Update vom Freitag, 25.09.2020, 12:11 Uhr: Verdi-Chef Frank Werneke hatte es bereits angekündigt, nun setzt die Gewerkschaft ihren Plan um. Laut DPA-Berichten hat Verdi am Freitag dazu aufgerufen, die Arbeit im öffentlichen Nahverkehr am Dienstag, 29. September niederzulegen. Damit möchte die Gewerkschaft bundesweite Tarifverhandlungen für die 87.000 Beschäftigten im öffentlichen Nahverkehr durchsetzen.

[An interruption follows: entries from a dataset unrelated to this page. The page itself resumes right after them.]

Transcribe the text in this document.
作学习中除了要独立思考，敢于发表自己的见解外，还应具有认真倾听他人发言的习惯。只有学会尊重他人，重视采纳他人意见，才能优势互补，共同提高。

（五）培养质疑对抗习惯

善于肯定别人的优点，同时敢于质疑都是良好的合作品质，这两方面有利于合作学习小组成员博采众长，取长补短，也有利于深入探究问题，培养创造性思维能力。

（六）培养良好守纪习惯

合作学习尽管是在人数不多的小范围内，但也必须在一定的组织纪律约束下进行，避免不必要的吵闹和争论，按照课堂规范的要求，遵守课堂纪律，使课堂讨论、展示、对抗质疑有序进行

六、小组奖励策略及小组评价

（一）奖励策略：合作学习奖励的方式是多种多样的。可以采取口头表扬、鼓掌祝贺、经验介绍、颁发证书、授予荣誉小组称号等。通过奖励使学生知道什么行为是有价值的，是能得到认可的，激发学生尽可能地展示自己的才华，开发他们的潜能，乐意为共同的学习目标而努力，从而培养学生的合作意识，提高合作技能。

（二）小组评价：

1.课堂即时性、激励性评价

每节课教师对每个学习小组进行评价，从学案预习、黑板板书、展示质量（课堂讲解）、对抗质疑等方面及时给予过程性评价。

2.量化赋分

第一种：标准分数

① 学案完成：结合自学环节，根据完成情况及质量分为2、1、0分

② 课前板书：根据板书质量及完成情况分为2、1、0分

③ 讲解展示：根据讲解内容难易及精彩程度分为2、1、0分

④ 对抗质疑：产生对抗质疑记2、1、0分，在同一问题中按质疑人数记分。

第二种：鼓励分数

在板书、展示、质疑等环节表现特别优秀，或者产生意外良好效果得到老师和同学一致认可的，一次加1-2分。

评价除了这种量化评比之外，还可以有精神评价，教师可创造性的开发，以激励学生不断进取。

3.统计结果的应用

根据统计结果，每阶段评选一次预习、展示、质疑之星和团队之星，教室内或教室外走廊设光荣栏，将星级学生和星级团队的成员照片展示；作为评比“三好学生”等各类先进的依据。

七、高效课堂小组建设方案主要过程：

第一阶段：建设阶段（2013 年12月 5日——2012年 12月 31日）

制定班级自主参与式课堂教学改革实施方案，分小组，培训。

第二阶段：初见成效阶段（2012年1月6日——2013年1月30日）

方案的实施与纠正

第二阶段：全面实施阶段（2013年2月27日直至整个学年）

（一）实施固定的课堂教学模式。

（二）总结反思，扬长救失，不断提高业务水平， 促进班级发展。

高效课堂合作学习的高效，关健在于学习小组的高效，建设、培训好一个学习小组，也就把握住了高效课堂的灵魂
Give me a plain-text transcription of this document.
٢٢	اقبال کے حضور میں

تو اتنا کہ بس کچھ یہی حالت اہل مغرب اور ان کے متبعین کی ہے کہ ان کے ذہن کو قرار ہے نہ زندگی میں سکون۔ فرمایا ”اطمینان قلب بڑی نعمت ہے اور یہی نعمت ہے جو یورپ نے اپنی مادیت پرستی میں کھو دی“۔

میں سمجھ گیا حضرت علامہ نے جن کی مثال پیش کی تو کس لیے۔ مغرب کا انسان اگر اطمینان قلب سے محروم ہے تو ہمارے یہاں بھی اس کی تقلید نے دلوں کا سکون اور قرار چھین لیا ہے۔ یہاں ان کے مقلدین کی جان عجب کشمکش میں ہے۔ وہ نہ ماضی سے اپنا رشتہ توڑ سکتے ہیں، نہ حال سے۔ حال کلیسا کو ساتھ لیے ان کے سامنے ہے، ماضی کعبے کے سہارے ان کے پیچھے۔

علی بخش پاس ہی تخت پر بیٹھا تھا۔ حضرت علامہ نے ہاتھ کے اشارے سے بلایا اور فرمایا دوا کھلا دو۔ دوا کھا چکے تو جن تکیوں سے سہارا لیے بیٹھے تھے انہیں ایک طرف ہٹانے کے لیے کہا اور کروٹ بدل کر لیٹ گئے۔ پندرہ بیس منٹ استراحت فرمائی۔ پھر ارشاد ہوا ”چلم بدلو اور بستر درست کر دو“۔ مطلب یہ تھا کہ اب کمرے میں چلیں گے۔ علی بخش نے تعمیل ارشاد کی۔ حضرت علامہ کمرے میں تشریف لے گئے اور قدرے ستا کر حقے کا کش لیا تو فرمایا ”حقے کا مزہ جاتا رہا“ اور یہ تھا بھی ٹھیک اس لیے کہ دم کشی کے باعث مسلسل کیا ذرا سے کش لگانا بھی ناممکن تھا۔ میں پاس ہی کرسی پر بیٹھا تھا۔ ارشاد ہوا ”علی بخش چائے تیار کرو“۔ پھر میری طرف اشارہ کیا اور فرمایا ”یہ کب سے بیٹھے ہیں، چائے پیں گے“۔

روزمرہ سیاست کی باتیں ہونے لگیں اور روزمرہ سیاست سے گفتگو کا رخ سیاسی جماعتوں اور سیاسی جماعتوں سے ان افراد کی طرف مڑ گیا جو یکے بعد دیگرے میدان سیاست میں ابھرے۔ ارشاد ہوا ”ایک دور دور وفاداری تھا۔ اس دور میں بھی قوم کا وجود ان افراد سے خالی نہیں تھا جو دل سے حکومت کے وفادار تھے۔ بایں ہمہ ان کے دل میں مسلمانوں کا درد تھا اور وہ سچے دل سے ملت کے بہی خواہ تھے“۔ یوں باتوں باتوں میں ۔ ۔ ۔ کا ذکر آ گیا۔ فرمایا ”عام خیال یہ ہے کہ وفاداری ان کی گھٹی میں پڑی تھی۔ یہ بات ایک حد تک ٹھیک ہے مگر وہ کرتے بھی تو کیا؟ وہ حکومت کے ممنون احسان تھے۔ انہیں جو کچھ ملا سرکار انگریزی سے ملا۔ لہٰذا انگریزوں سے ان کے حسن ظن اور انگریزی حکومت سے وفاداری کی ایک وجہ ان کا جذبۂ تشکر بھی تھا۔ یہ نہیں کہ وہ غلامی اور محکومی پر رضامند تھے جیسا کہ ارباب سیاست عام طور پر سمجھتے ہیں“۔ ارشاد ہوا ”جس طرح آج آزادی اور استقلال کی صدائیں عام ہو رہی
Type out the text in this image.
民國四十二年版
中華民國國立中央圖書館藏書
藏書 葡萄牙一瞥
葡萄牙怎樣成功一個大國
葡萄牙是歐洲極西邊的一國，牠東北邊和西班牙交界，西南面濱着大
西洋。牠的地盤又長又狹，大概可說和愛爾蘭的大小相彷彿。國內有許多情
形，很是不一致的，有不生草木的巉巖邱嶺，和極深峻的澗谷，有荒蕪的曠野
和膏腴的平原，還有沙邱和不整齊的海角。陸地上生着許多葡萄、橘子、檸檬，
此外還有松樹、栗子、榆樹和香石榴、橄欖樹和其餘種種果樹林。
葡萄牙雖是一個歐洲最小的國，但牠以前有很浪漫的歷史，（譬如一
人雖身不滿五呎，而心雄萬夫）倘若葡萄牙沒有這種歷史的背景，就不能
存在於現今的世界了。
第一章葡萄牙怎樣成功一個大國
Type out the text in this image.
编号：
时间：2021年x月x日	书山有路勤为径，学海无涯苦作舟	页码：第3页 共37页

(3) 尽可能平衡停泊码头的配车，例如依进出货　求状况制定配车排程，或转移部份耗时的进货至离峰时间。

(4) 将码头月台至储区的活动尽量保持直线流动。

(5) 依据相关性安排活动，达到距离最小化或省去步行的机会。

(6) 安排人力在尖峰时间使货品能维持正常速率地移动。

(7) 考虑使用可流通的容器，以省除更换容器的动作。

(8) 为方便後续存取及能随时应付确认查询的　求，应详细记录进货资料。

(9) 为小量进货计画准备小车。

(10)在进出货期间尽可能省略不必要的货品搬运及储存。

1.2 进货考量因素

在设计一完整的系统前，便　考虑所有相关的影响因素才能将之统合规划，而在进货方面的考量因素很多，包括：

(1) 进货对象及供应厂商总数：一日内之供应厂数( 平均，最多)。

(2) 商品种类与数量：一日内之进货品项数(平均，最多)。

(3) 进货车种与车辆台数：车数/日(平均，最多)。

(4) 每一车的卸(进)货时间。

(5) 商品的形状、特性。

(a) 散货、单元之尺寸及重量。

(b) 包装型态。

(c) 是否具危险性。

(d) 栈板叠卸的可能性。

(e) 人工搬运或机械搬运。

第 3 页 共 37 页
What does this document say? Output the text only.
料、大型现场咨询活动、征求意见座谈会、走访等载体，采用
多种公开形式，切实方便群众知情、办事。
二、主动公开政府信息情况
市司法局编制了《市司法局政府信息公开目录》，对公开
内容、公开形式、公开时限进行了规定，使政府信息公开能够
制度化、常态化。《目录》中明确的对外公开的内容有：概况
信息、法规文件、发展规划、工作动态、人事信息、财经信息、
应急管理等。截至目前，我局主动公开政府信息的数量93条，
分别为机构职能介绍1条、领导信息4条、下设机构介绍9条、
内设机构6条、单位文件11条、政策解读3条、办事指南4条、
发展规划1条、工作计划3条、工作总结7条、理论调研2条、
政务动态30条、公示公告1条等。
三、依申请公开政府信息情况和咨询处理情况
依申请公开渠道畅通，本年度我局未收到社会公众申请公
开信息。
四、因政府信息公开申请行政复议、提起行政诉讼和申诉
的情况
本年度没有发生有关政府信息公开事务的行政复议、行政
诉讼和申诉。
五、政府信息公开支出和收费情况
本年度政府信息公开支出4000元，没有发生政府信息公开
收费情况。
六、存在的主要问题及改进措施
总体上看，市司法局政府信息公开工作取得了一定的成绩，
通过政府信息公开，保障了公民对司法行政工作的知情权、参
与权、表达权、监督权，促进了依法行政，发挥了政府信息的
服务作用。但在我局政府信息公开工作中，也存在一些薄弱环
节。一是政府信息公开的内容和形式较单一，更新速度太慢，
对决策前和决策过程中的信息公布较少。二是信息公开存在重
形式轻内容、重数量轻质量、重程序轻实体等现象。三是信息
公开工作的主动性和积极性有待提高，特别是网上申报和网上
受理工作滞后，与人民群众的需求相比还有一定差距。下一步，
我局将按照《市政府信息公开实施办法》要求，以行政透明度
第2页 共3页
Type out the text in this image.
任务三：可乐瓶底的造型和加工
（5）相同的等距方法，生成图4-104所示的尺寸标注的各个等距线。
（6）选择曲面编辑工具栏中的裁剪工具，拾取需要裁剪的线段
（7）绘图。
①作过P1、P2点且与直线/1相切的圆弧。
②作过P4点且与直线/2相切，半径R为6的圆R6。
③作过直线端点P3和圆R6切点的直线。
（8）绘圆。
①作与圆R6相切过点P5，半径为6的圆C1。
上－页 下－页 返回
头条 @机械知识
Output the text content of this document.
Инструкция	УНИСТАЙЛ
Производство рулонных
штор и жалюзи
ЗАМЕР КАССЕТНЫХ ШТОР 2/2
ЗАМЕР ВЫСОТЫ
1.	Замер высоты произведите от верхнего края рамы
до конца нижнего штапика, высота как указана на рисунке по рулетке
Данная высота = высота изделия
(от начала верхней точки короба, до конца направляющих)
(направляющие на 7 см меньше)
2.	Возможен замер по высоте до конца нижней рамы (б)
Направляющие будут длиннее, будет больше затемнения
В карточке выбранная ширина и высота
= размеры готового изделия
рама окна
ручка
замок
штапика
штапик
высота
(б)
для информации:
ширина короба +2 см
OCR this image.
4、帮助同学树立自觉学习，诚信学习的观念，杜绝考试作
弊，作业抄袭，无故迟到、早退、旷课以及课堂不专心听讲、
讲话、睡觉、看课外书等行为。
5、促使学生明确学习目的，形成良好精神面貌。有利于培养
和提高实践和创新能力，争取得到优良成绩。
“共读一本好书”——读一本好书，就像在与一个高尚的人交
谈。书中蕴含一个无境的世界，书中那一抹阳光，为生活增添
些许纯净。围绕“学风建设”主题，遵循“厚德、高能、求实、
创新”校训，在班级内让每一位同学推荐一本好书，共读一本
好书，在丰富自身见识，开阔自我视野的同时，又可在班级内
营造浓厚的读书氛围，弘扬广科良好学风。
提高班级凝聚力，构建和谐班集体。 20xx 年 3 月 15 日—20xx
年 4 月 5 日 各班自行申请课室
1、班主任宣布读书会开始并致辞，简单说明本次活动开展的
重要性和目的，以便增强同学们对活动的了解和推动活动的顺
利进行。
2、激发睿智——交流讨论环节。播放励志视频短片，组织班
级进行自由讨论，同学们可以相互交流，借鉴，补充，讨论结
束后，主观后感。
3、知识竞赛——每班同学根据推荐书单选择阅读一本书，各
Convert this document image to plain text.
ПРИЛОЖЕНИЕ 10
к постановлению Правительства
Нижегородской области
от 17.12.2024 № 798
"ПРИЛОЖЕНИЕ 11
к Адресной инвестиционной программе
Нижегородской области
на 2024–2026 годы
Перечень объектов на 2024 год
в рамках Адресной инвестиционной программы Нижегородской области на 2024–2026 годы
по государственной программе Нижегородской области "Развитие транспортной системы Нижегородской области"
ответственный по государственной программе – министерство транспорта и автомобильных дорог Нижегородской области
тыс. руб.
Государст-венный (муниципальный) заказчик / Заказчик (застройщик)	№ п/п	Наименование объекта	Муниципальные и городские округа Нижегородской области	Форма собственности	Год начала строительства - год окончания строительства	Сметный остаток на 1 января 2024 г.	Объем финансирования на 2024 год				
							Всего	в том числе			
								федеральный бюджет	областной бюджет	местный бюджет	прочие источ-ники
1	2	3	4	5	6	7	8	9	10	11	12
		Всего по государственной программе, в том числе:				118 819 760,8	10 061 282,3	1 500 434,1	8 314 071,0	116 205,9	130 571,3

Warnstreiks: Verdi bestreikt Krankenhäuser in Hessen – Deutsche Post erhöht Tariflohn

Update vom Donnerstag, 24.09.2020, 15:30 Uhr: Die Beschäftigten von Bund und Kommunen setzen ihre Warnstreiks auch am Donnerstag fort, berichtet die AFP. Laut Verdi gab es Streiks in Baden-Württemberg und Hessen. In Ulm sollen die Müllabfuhr und Bauhöfe bestreikt worden sein. In Hessen streikten Mitarbeiter*innen von Krankenhäusern und sozialen Einrichtungen. Unter anderem vor dem Bürgerhospital im Frankfurter Nordend gab es Versammlungen von streikenden Mitarbeiter*innen, die mehr Lohn forderten. Auch ein Demonstrationszug in Frankfurt ist geplant.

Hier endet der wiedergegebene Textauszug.